The dictionary definition of competitor (skipping the athletic route) is an organization or country engaged in commercial or economic competition with others. This does not mean somebody that threatens your business. It is very important for me first to explain how I look at these people, brands, and businesses first before going into explaining what competitor analysis is.


Your competitors come in two flavours – direct and indirect.

Direct competitors are other brands that offer the same or a similar solution for your target audience as you do. This does not necessarily mean the same product or service. Your goal is to keep track of them so that you know how to react when one of them comes up with something new and your clients leave you for them.

Your indirect competitors are brands that have a different offering to the same audience as you. You want to know who these are so you can tempt the audience your way and how to react when one of them has a new innovation that says your services or products are no longer required.

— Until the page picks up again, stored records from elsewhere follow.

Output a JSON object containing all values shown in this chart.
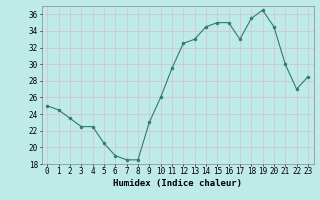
{
  "x": [
    0,
    1,
    2,
    3,
    4,
    5,
    6,
    7,
    8,
    9,
    10,
    11,
    12,
    13,
    14,
    15,
    16,
    17,
    18,
    19,
    20,
    21,
    22,
    23
  ],
  "y": [
    25,
    24.5,
    23.5,
    22.5,
    22.5,
    20.5,
    19,
    18.5,
    18.5,
    23,
    26,
    29.5,
    32.5,
    33,
    34.5,
    35,
    35,
    33,
    35.5,
    36.5,
    34.5,
    30,
    27,
    28.5
  ],
  "line_color": "#2e7d6e",
  "marker": "o",
  "marker_size": 2.0,
  "bg_color": "#beeae8",
  "grid_color": "#d0c8c8",
  "xlabel": "Humidex (Indice chaleur)",
  "ylim": [
    18,
    37
  ],
  "xlim": [
    -0.5,
    23.5
  ],
  "yticks": [
    18,
    20,
    22,
    24,
    26,
    28,
    30,
    32,
    34,
    36
  ],
  "xticks": [
    0,
    1,
    2,
    3,
    4,
    5,
    6,
    7,
    8,
    9,
    10,
    11,
    12,
    13,
    14,
    15,
    16,
    17,
    18,
    19,
    20,
    21,
    22,
    23
  ],
  "xlabel_fontsize": 6.5,
  "tick_fontsize": 5.5
}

Every competitor stands for something unique to them. You want to find out what that is for you and how that is connected to your target audience and ideal client and, most importantly, if it works. While the best-case scenario would be to get access to your competitors’ brand strategies, that is not very likely. As such, you want to focus on how your competitors treat your ideal client and the responses they get.

This is important even if they are not targeting your ideal client. Learning how they target their own and interact with them, can help you in figuring out how you deal with your own.

You can find who your competitors are through local business directories, advertising, social media, asking your current clients, or ads that you’ve received. Outside of that, though, Google is probably your best friend. You can do keyword research based on your own services and target audience. The results that you get will most likely be from both direct and indirect competitors, as they are probably talking about similar things as you.


Having said everything above, I am going to use a different term here to explain competitor analysis and that is market analysis. I feel this is more relevant as you want to look at your market and what is available.

A market analysis is completed part of your industry analysis with a focus on your competitors. The purpose of it is to discover your market and who else is in it, from a selling point of view. You can use this analysis to figure out what your ideal client currently has as other options on the market and what is missing so that you can position yourself as the more attractive option to them. This is also a part of niching down both your business and your audience to find your ideal client.


Now, while we all love to talk about community over competition, there is nothing wrong with friendly and healthy competition. I want you to get friendly with your competitors. Unlike with your audience, there is a very small chance of these becoming clients, so don’t worry about building relationships with them. On that note though, be careful. Unfortunately, not everybody is that friendly or good with healthy competition. Make sure not to share your trade secrets, but do share some to get enough and learn from your competitors.

This is when we get into the idea that you can find some amazing brands online that look and feel exactly how you want to be seen. If you want to figure out how to make the same thing work for you, analyze these competitors and see what they are doing. If you want to figure out how to make something different work for you the same way… do the analysis! The best way to learn is through experience and some brands already have that experience, so you can learn from them.

The main purpose of a market analysis is to find gaps in the market so that you can position your brand without it being in direct competition with anyone, by coming up with something new. Keep in mind that this is not a golden rule. If you want to position yourself in the exact spot as one of your competitors, you can. But do you really want to be seen as just be an extension of somebody else’s brand? Especially if that brand is more popular than yours.


When working on the market analysis for your brand, your goal isn’t to create a new product or service that fills a gap in the market. That is what your business model and plan are for. When it comes to branding, you are looking for the feelings, desires, and emotions that are not being satisfied by your competitors – that is your gap!

Remember that this is your brand, not somebody else’s, and there is nobody like you out there. As such, your brand is unique to you. However, you will be able to learn a lot from how your competitors interact with their audience, even if they are not your target. Once you niche down further, you may think that you’re the only one serving that specific niche, so be curious, reach out, and get in contact with your competitors with the purpose of learning more.